Identifier | Data | Description |
---|---|---|
T (0x54) | Table | Tables are dictionaries that contain all the data included in serialization. The identifier is followed by two Int32s which define how many items there are in the table. Only one of the two seems to ever have a value, thus the other one can be ignored. More information about tables can be found further below |
N (0x4E) | Numeric | The identifier is directly followed with Double value |
S (0x53) | String | Strings are used for defining keys and values of the table. The identifier is followed by an Int32 which defines the length of the string, which is subsequently followed by a number of UTF-8 characters, the amount of characters is equal to the size |
2.3 Tables
All serialized data is nested into tables. Tables are dictionaries. Dictionaries contain pairs of keys and values. In Automation’s serialization both keys and values can be of any type.
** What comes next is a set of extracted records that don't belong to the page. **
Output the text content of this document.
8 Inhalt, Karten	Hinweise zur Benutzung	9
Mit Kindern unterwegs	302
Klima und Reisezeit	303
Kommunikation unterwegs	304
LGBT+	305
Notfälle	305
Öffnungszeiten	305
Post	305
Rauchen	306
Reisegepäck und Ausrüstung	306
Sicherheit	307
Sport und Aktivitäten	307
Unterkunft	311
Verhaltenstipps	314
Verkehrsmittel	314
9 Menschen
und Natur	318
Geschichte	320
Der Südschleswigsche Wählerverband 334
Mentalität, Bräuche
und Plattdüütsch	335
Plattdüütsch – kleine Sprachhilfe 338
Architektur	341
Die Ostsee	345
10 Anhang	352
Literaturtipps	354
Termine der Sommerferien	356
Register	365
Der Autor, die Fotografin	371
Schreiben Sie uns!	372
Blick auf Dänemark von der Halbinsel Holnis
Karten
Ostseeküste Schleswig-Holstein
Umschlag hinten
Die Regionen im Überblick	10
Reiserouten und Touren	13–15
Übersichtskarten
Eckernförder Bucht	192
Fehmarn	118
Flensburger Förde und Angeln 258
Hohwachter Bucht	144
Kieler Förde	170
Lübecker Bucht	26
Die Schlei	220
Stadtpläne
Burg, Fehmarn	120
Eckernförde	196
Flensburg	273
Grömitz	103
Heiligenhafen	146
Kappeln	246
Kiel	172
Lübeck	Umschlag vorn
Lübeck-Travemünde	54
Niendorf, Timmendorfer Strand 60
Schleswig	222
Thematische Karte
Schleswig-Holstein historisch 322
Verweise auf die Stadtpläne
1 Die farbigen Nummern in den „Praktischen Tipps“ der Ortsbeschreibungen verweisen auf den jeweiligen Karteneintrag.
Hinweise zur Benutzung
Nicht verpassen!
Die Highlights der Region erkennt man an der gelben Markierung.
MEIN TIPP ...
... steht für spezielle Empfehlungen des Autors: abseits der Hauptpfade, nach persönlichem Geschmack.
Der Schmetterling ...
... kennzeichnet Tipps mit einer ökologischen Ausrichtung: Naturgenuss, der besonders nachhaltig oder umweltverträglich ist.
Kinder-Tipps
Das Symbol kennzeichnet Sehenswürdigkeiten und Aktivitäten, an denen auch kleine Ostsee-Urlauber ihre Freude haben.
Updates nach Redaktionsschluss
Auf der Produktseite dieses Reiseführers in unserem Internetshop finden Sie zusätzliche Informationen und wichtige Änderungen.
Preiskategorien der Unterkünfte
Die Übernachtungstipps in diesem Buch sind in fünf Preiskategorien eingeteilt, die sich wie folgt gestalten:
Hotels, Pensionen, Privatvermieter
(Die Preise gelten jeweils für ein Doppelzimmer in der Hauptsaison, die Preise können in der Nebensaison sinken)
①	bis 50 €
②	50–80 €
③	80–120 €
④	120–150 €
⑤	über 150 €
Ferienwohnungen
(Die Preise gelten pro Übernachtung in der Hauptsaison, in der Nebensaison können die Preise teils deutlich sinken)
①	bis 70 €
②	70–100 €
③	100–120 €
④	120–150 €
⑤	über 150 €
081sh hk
There are 2 types of tables used by Automation that you may find:
- Top level, tables which are meant to be treated separately
- Nested tables, which are represented as a value of another table
Examples of top level tables include .car files and some items such as fixtures, tech pool, paints etc. Top level tables are not values by themselves and thus do not directly have a key, instead their identifiers are preceded by a byte of 0x01 (However they will technically have a key if they are stored as string values). In .car files, other than the main container itself, such tables are represented as string values.
Nested tables are values that have a key and they are not saved as strings. Examples of such tables may be found in .car files, where the data is split into such tables as models, trims, families, variants.
The identifier is followed with 2 Int32s, one of which always remains 0 and the other one defines the size of the table. Which one of the two is which varies but only one ever has a non-zero value.
The size definition of the table counts pairs of keys and values inside the table (1 pair = 1), not the byte size.
Conclusion
The provided information is the fundamental knowledge about Automation’s serialization which should be enough to start working with the data. All that is left is choosing a fitting programming language and making your own software to handle any of Automation’s serialized data. Unless you are still settled on manually editing everything in a hex editor, in which case, bless your soul.